The FDA’s Endocrinologic and Metabolic Drugs Advisory Committee voted 10-2 that evidence of cardiovascular safety with saxagliptin is sufficient to rule out unacceptable, excess cardiovascular risk with the drug.
The committee met to evaluate whether saxagliptin (Bristol-Myers Squibb) met recommendations from an FDA guidance released in December 2008, which recommended manufacturers developing new type 2 diabetes drugs provide evidence that the therapy will not increase risk for CV events.
Since saxagliptin trials were completed prior to the new guidance, post-hoc evaluation of CV events was performed on randomized, controlled periods for completed phase-2 and -3 trials.
The FDA requested cardiovascular analyses using two endpoints: Standardised MedDRA Queries for MI and Central Nervous System Hemorrhages and Cerebrovascular Accidents (SMQ MACE) and Custom MACE, a subset of SMQ MACE.

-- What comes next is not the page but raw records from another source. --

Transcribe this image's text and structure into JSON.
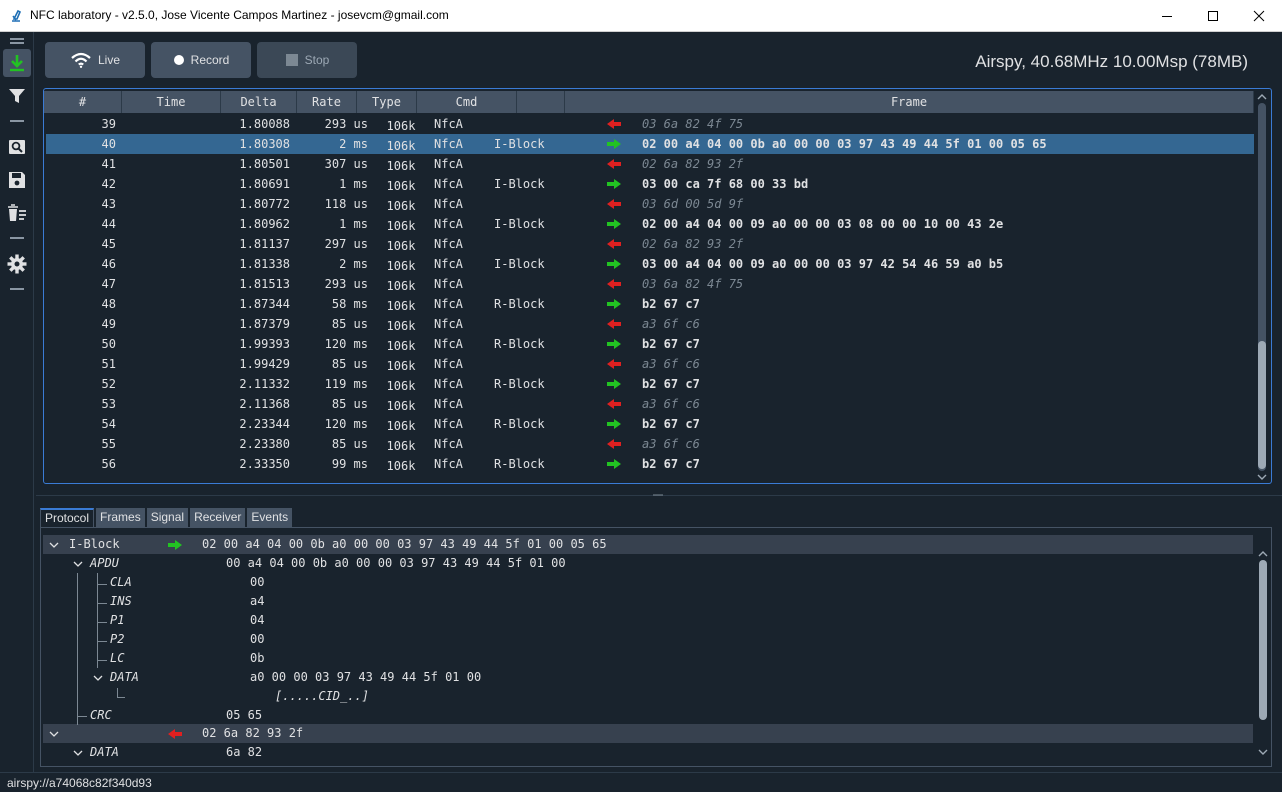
{
  "window": {
    "title": "NFC laboratory - v2.5.0, Jose Vicente Campos Martinez - josevcm@gmail.com"
  },
  "toolbar": {
    "live_label": "Live",
    "record_label": "Record",
    "stop_label": "Stop",
    "device_info": "Airspy, 40.68MHz 10.00Msp (78MB)"
  },
  "left_tools": [
    "download-icon",
    "filter-icon",
    "zoom-icon",
    "save-icon",
    "clear-icon",
    "gear-icon"
  ],
  "frames": {
    "columns": [
      "#",
      "Time",
      "Delta",
      "Rate",
      "Type",
      "Cmd",
      "",
      "Frame"
    ],
    "rows": [
      {
        "num": "39",
        "time": "1.80088",
        "delta": "293 us",
        "rate": "106k",
        "type": "NfcA",
        "cmd": "",
        "dir": "rx",
        "frame": "03 6a 82 4f 75"
      },
      {
        "num": "40",
        "time": "1.80308",
        "delta": "2 ms",
        "rate": "106k",
        "type": "NfcA",
        "cmd": "I-Block",
        "dir": "tx",
        "frame": "02 00 a4 04 00 0b a0 00 00 03 97 43 49 44 5f 01 00 05 65",
        "selected": true
      },
      {
        "num": "41",
        "time": "1.80501",
        "delta": "307 us",
        "rate": "106k",
        "type": "NfcA",
        "cmd": "",
        "dir": "rx",
        "frame": "02 6a 82 93 2f"
      },
      {
        "num": "42",
        "time": "1.80691",
        "delta": "1 ms",
        "rate": "106k",
        "type": "NfcA",
        "cmd": "I-Block",
        "dir": "tx",
        "frame": "03 00 ca 7f 68 00 33 bd"
      },
      {
        "num": "43",
        "time": "1.80772",
        "delta": "118 us",
        "rate": "106k",
        "type": "NfcA",
        "cmd": "",
        "dir": "rx",
        "frame": "03 6d 00 5d 9f"
      },
      {
        "num": "44",
        "time": "1.80962",
        "delta": "1 ms",
        "rate": "106k",
        "type": "NfcA",
        "cmd": "I-Block",
        "dir": "tx",
        "frame": "02 00 a4 04 00 09 a0 00 00 03 08 00 00 10 00 43 2e"
      },
      {
        "num": "45",
        "time": "1.81137",
        "delta": "297 us",
        "rate": "106k",
        "type": "NfcA",
        "cmd": "",
        "dir": "rx",
        "frame": "02 6a 82 93 2f"
      },
      {
        "num": "46",
        "time": "1.81338",
        "delta": "2 ms",
        "rate": "106k",
        "type": "NfcA",
        "cmd": "I-Block",
        "dir": "tx",
        "frame": "03 00 a4 04 00 09 a0 00 00 03 97 42 54 46 59 a0 b5"
      },
      {
        "num": "47",
        "time": "1.81513",
        "delta": "293 us",
        "rate": "106k",
        "type": "NfcA",
        "cmd": "",
        "dir": "rx",
        "frame": "03 6a 82 4f 75"
      },
      {
        "num": "48",
        "time": "1.87344",
        "delta": "58 ms",
        "rate": "106k",
        "type": "NfcA",
        "cmd": "R-Block",
        "dir": "tx",
        "frame": "b2 67 c7"
      },
      {
        "num": "49",
        "time": "1.87379",
        "delta": "85 us",
        "rate": "106k",
        "type": "NfcA",
        "cmd": "",
        "dir": "rx",
        "frame": "a3 6f c6"
      },
      {
        "num": "50",
        "time": "1.99393",
        "delta": "120 ms",
        "rate": "106k",
        "type": "NfcA",
        "cmd": "R-Block",
        "dir": "tx",
        "frame": "b2 67 c7"
      },
      {
        "num": "51",
        "time": "1.99429",
        "delta": "85 us",
        "rate": "106k",
        "type": "NfcA",
        "cmd": "",
        "dir": "rx",
        "frame": "a3 6f c6"
      },
      {
        "num": "52",
        "time": "2.11332",
        "delta": "119 ms",
        "rate": "106k",
        "type": "NfcA",
        "cmd": "R-Block",
        "dir": "tx",
        "frame": "b2 67 c7"
      },
      {
        "num": "53",
        "time": "2.11368",
        "delta": "85 us",
        "rate": "106k",
        "type": "NfcA",
        "cmd": "",
        "dir": "rx",
        "frame": "a3 6f c6"
      },
      {
        "num": "54",
        "time": "2.23344",
        "delta": "120 ms",
        "rate": "106k",
        "type": "NfcA",
        "cmd": "R-Block",
        "dir": "tx",
        "frame": "b2 67 c7"
      },
      {
        "num": "55",
        "time": "2.23380",
        "delta": "85 us",
        "rate": "106k",
        "type": "NfcA",
        "cmd": "",
        "dir": "rx",
        "frame": "a3 6f c6"
      },
      {
        "num": "56",
        "time": "2.33350",
        "delta": "99 ms",
        "rate": "106k",
        "type": "NfcA",
        "cmd": "R-Block",
        "dir": "tx",
        "frame": "b2 67 c7"
      }
    ]
  },
  "tabs": [
    {
      "label": "Protocol",
      "active": true
    },
    {
      "label": "Frames"
    },
    {
      "label": "Signal"
    },
    {
      "label": "Receiver"
    },
    {
      "label": "Events"
    }
  ],
  "protocol_tree": {
    "iblock_name": "I-Block",
    "iblock_value": "02 00 a4 04 00 0b a0 00 00 03 97 43 49 44 5f 01 00 05 65",
    "apdu_name": "APDU",
    "apdu_value": "00 a4 04 00 0b a0 00 00 03 97 43 49 44 5f 01 00",
    "cla_name": "CLA",
    "cla_value": "00",
    "ins_name": "INS",
    "ins_value": "a4",
    "p1_name": "P1",
    "p1_value": "04",
    "p2_name": "P2",
    "p2_value": "00",
    "lc_name": "LC",
    "lc_value": "0b",
    "data_name": "DATA",
    "data_value": "a0 00 00 03 97 43 49 44 5f 01 00",
    "data_ascii": "[.....CID_..]",
    "crc_name": "CRC",
    "crc_value": "05 65",
    "resp_value": "02 6a 82 93 2f",
    "resp_data_name": "DATA",
    "resp_data_value": "6a 82"
  },
  "status": {
    "text": "airspy://a74068c82f340d93"
  },
  "colors": {
    "background": "#19232d",
    "panel": "#455364",
    "selection": "#346792",
    "accent": "#3a7bd5",
    "tx_arrow": "#22c322",
    "rx_arrow": "#e02020"
  }
}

“Saxagliptin was caught in the interregnum between the former cardiovascular requirements and the new publication of guidelines in December 2008, and any effort to assess data in such a study will intrinsically have flaws. We have taken those into account the best way we can,” said Kenneth Burman, MD, who voted in favor of the ruling. Burman is chief of the Endocrine Section in the Department of Medicine at Washington Hospital Center in Washington D.C.
However, Kathleen Wyne, MD, PhD, who voted against the ruling, said that “the numbers of events are too low to provide an adequate assessment. It is a restricted population, so it does not give us a good overall assessment of cardiovascular safety.”

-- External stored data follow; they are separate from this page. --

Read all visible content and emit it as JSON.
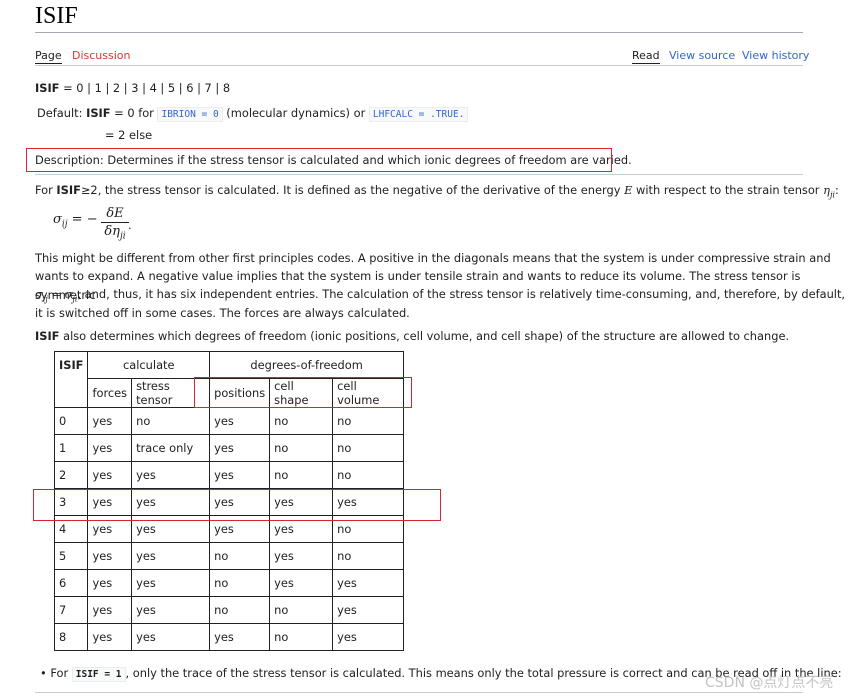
{
  "page": {
    "title": "ISIF",
    "tabs": {
      "page": "Page",
      "discussion": "Discussion",
      "read": "Read",
      "view_source": "View source",
      "view_history": "View history"
    }
  },
  "definition": {
    "tag": "ISIF",
    "values": "= 0 | 1 | 2 | 3 | 4 | 5 | 6 | 7 | 8",
    "default_label": "Default: ",
    "default_tag": "ISIF",
    "default_eq0": " = 0 for ",
    "ibrion_code": "IBRION = 0",
    "molecular": " (molecular dynamics) or ",
    "lhfcalc_code": "LHFCALC = .TRUE.",
    "else_line": "= 2 else",
    "description": "Description: Determines if the stress tensor is calculated and which ionic degrees of freedom are varied."
  },
  "intro": {
    "p1_pre": "For ",
    "p1_tag": "ISIF",
    "p1_cond": "≥2",
    "p1_text": ", the stress tensor is calculated. It is defined as the negative of the derivative of the energy ",
    "p1_E": "E",
    "p1_text2": " with respect to the strain tensor ",
    "p1_eta": "η",
    "p1_eta_sub": "ji",
    "p1_end": ":",
    "eq_lhs": "σ",
    "eq_lhs_sub": "ij",
    "eq_mid": " = −",
    "eq_num": "δE",
    "eq_den": "δη",
    "eq_den_sub": "ji",
    "eq_end": "."
  },
  "body": {
    "line1": "This might be different from other first principles codes. A positive in the diagonals means that the system is under compressive strain and",
    "line2": "wants to expand. A negative value implies that the system is under tensile strain and wants to reduce its volume. The stress tensor is symmetric",
    "line3_sym": "σ",
    "line3_sub1": "ij",
    "line3_eq": " = σ",
    "line3_sub2": "ji",
    "line3_text": ", and, thus, it has six independent entries. The calculation of the stress tensor is relatively time-consuming, and, therefore, by default,",
    "line4": "it is switched off in some cases. The forces are always calculated.",
    "isif_tag": "ISIF",
    "line5": " also determines which degrees of freedom (ionic positions, cell volume, and cell shape) of the structure are allowed to change."
  },
  "table": {
    "header_isif": "ISIF",
    "header_calculate": "calculate",
    "header_dof": "degrees-of-freedom",
    "subheaders": [
      "forces",
      "stress tensor",
      "positions",
      "cell shape",
      "cell volume"
    ],
    "rows": [
      [
        "0",
        "yes",
        "no",
        "yes",
        "no",
        "no"
      ],
      [
        "1",
        "yes",
        "trace only",
        "yes",
        "no",
        "no"
      ],
      [
        "2",
        "yes",
        "yes",
        "yes",
        "no",
        "no"
      ],
      [
        "3",
        "yes",
        "yes",
        "yes",
        "yes",
        "yes"
      ],
      [
        "4",
        "yes",
        "yes",
        "yes",
        "yes",
        "no"
      ],
      [
        "5",
        "yes",
        "yes",
        "no",
        "yes",
        "no"
      ],
      [
        "6",
        "yes",
        "yes",
        "no",
        "yes",
        "yes"
      ],
      [
        "7",
        "yes",
        "yes",
        "no",
        "no",
        "yes"
      ],
      [
        "8",
        "yes",
        "yes",
        "yes",
        "no",
        "yes"
      ]
    ]
  },
  "bullet": {
    "pre": "For ",
    "code": "ISIF = 1",
    "text": ", only the trace of the stress tensor is calculated. This means only the total pressure is correct and can be read off in the line:"
  },
  "watermark": "CSDN @点灯点不亮",
  "colors": {
    "annotation_red": "#d9232e",
    "link_blue": "#3366cc",
    "discussion_red": "#dd3333"
  }
}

Wyne is assistant professor in the Division of Endocrinology and Metabolism at the University of Texas Southwestern Medical School in Dallas.
Although the majority of the committee voted that prospective review of findings from saxagliptin trials demonstrated cardiovascular event safety, all voted “no” in response to whether data were adequate to deem post-marketing CV trials unnecessary.
Data presented included 11 CV events in 24-week, short-term study periods and 40 CV events from short-term and long-term study periods with a median 62-week exposure. Based on these data, the committee felt further long-term, post-marketing studies including higher-risk patients were necessary.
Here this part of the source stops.